The rules themselves are officially documented here: https://docs.microsoft.com/en-us/cpp/cpp/main-function-comma...

Though the linked David Deley investigation is more in-depth: https://daviddeley.com/autohotkey/parameters/parameters.htm#...

Wow. I would have never known. For the last couple years, I have been running Windows every day on all of my computers. I used Debian Testing for many years before that, though- that's where I learned to code.

When I'm not using WSL2 (which is rare), it's almost always little CLI tools using Python, Rust, Nim, or C with MinGW. I'm a professional C programmer, I use Windows every day at home and at work, and I couldn't tell you how to use the Windows API to get command line args.

All I can say is that I'm all the more grateful for the MinGW people for letting me pretend this insanity isn't there.

Quote: "From Windows XP through Windows 11, this returns exactly the same address as GetCommandLineW. There’s little reason to do it this way other than to annoy Raymond Chen, but it’s still neat and maybe has some super niche use"

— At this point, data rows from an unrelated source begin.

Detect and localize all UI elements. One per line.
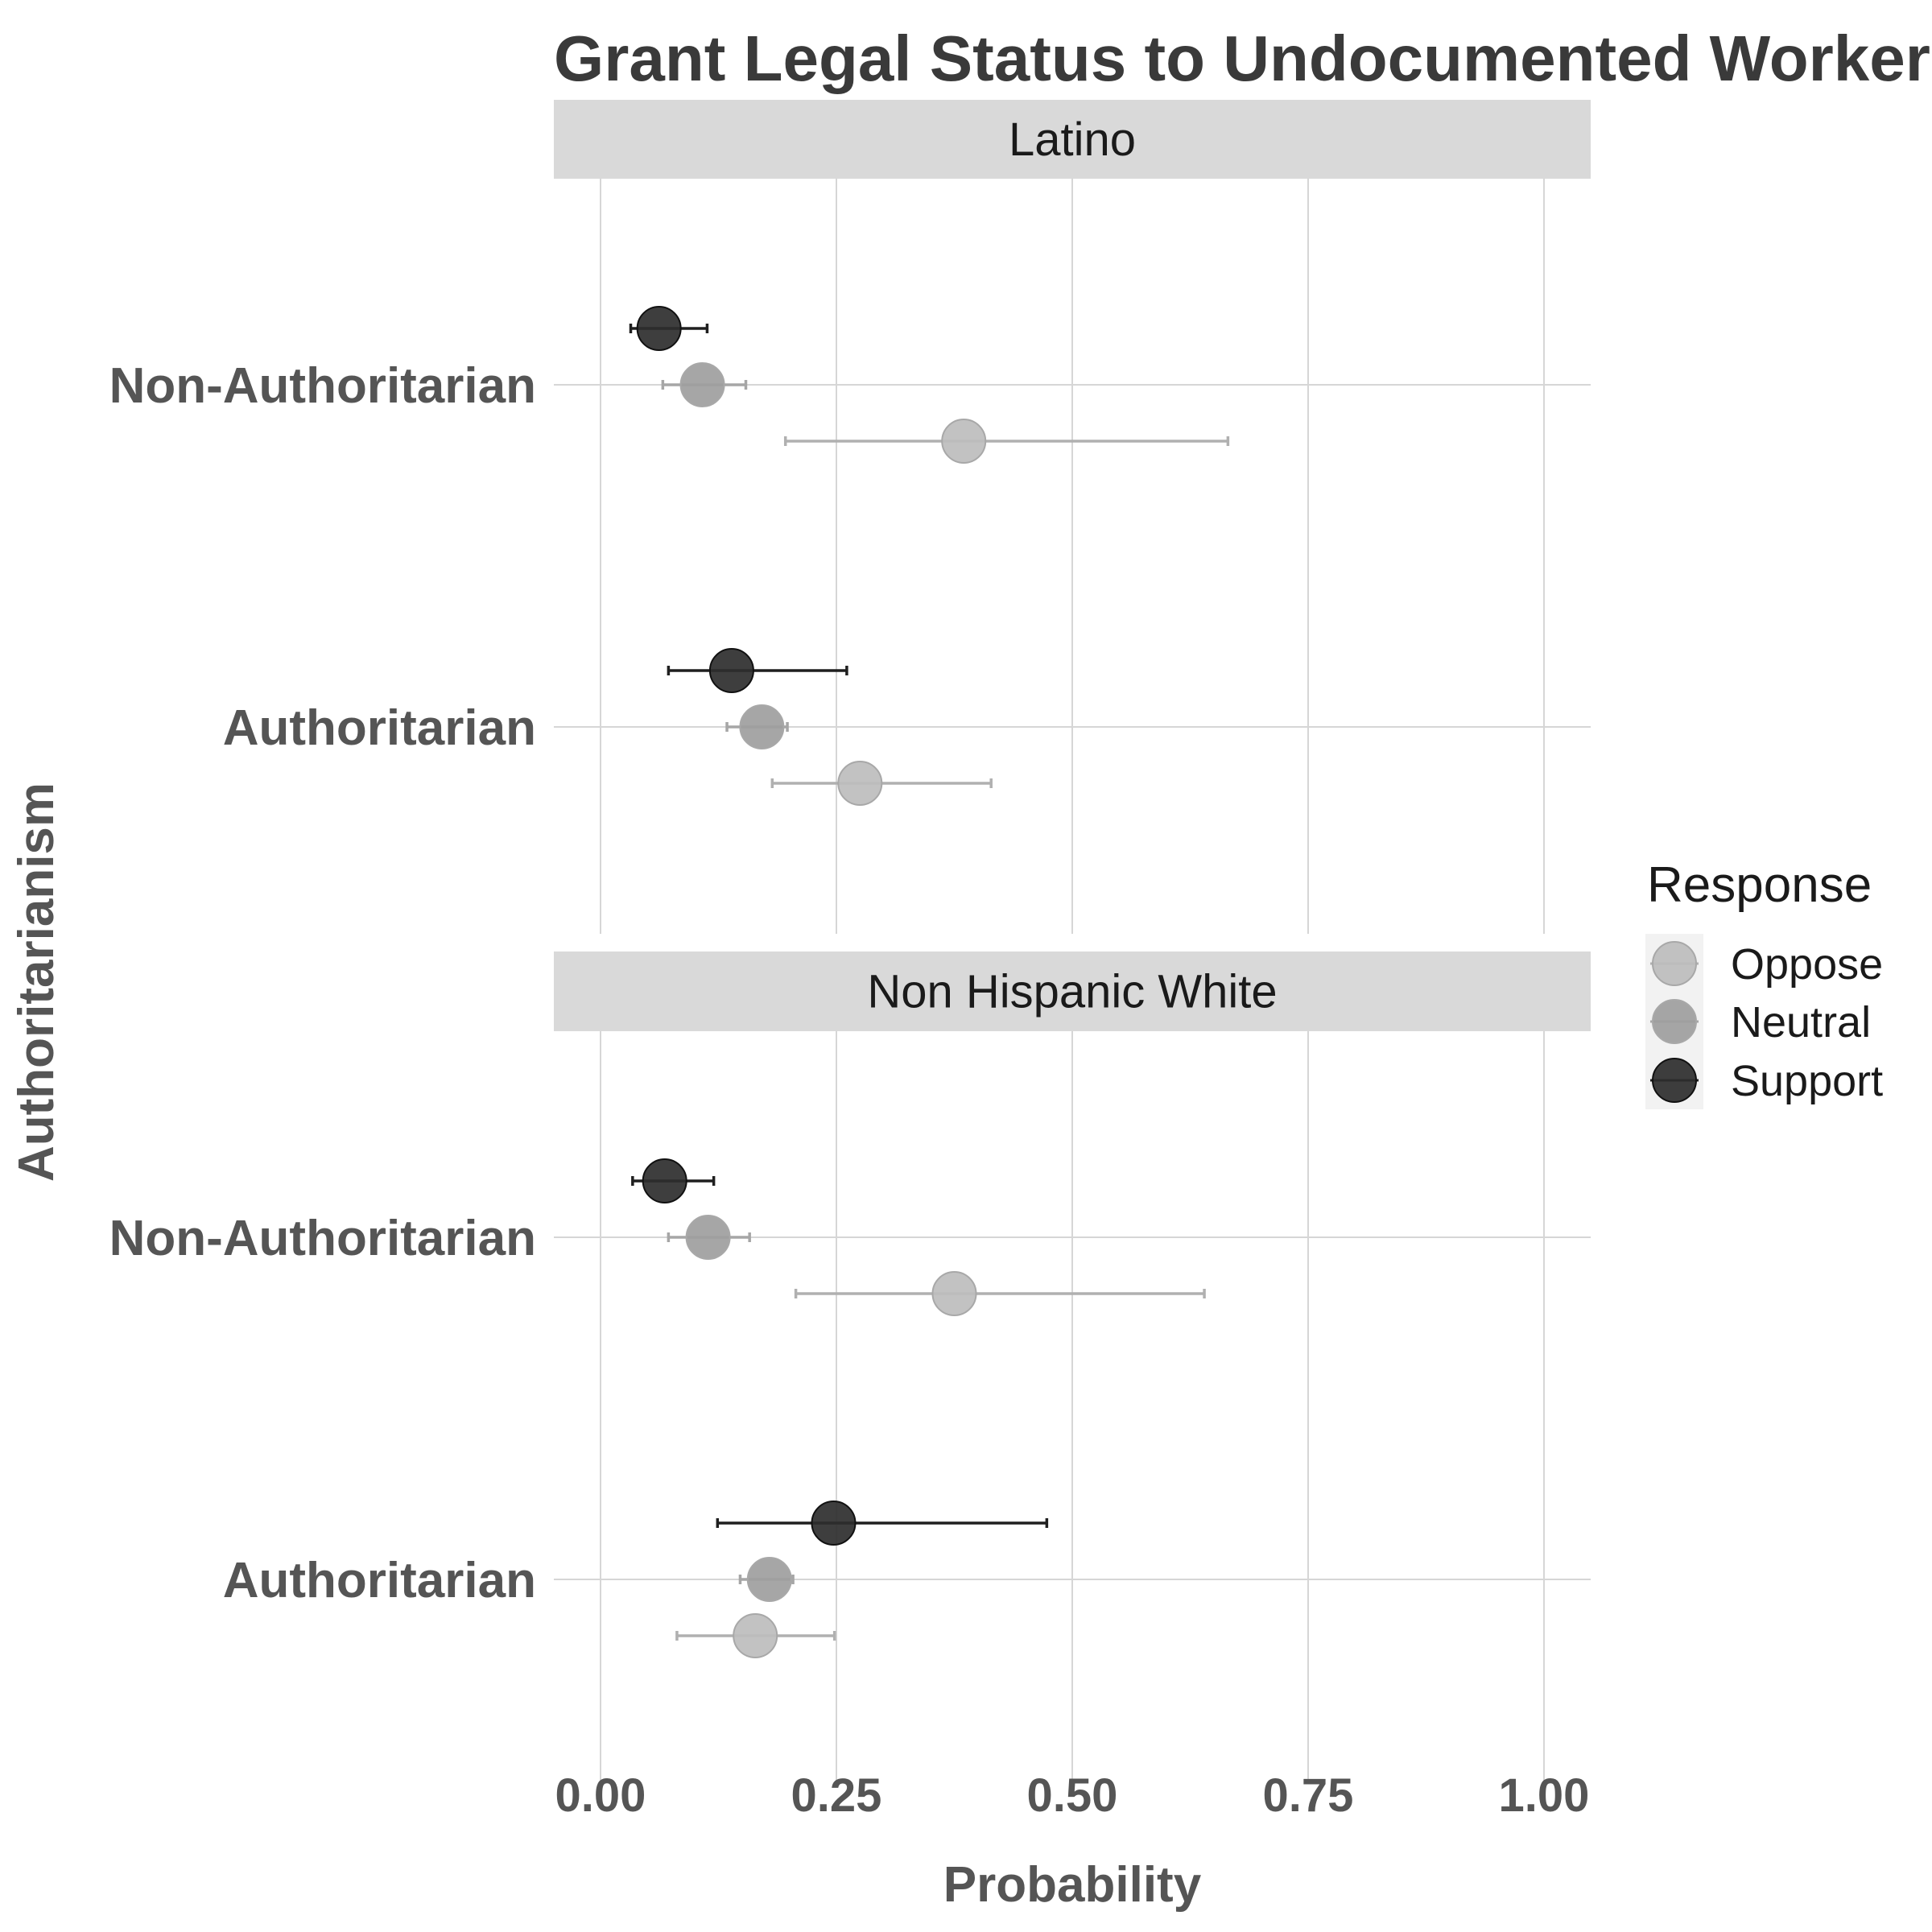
- legend-title: Response: [1647, 857, 1872, 913]
- legend-label: Oppose: [1731, 940, 1883, 989]
- legend-key-point: [1652, 1058, 1697, 1103]
- y-tick-label: Non-Authoritarian: [109, 358, 536, 414]
- x-tick-label: 0.25: [791, 1769, 882, 1822]
- legend-item-oppose: Oppose: [1650, 940, 1883, 989]
- point-support: [642, 1158, 687, 1203]
- facet-strip: [554, 100, 1591, 179]
- x-axis: 0.00 0.25 0.50 0.75 1.00: [555, 1769, 1590, 1822]
- x-tick-label: 0.75: [1263, 1769, 1354, 1822]
- point-neutral: [746, 1557, 792, 1602]
- facet-strip: [554, 952, 1591, 1031]
- legend-label: Support: [1731, 1057, 1883, 1105]
- errorbar-support: [716, 1518, 1049, 1528]
- legend-item-neutral: Neutral: [1650, 998, 1871, 1046]
- x-tick-label: 0.00: [555, 1769, 646, 1822]
- x-tick-label: 0.50: [1027, 1769, 1118, 1822]
- errorbar-support: [667, 666, 848, 675]
- chart-title: Grant Legal Status to Undocumented Worke…: [554, 23, 1932, 94]
- errorbar-oppose: [783, 436, 1230, 446]
- x-tick-label: 1.00: [1499, 1769, 1590, 1822]
- errorbar-oppose: [794, 1289, 1206, 1298]
- point-oppose: [931, 1271, 977, 1316]
- facet-strip-label: Non Hispanic White: [867, 966, 1277, 1018]
- legend-item-support: Support: [1650, 1057, 1883, 1105]
- facet-strip-label: Latino: [1009, 114, 1136, 166]
- x-axis-title: Probability: [943, 1857, 1202, 1913]
- point-support: [636, 306, 682, 351]
- panels: LatinoNon-AuthoritarianAuthoritarianNon …: [109, 100, 1591, 1781]
- point-support: [811, 1501, 857, 1546]
- y-tick-label: Authoritarian: [223, 1553, 536, 1608]
- legend-key-point: [1652, 999, 1697, 1044]
- point-oppose: [733, 1613, 778, 1658]
- point-oppose: [941, 419, 987, 464]
- point-support: [708, 648, 754, 693]
- panel-latino: Latino Non-Authoritarian Authoritarian: [109, 100, 1591, 934]
- y-axis-title: Authoritarianism: [9, 782, 64, 1182]
- point-oppose: [837, 761, 883, 806]
- y-tick-label: Non-Authoritarian: [109, 1211, 536, 1266]
- point-neutral: [679, 362, 725, 407]
- legend: Response Oppose Neutral Support: [1645, 857, 1883, 1109]
- legend-key-point: [1652, 941, 1697, 986]
- point-neutral: [739, 704, 785, 749]
- point-neutral: [685, 1215, 731, 1260]
- legend-label: Neutral: [1731, 998, 1871, 1046]
- legend-items: Oppose Neutral Support: [1650, 940, 1883, 1105]
- y-tick-label: Authoritarian: [223, 700, 536, 756]
- panel-non-hispanic-white: Non Hispanic White Non-Authoritarian Autho…: [109, 952, 1591, 1781]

Hihi, this made me lol. I bet plenty enough will start to hardcode the address, leading to Ray having an entry saying "this is not in the contract" and after many will do it regardless, in about 10 years and 2 Windows versions later Ray will write another grump-ish entry in his blog of how he had to patch old software that was failing due to Microsoft finally making that address dynamic.

The way CreateProcess takes a string as an argument instead of argv is what made me lose patience with Windows overall.

I wasn't a big fan of Windows to start with but I had to support it as a potential platform in a build syste. We wrote a kind of miniature shell that worked on Windows and Linux to capture and keep output from being interleaved (something GNU make does itself now).

It was a great misery to try to quote various bits of a string so that windows cmdline parsing would interpret internationalised filenames with spaces, single or double quotes etc as separate arguments. The command was potentially a call to exec bash or some other shell with its own quoting rules going on in the arguments....

This may seem like a small thing but it made me really reject the idea of wasting time on the platform. It's really the most crucial API in the OS and it's awful and there was a very simple pre-existing example of how to do it right (char *argv[]) - what excuse was there for it?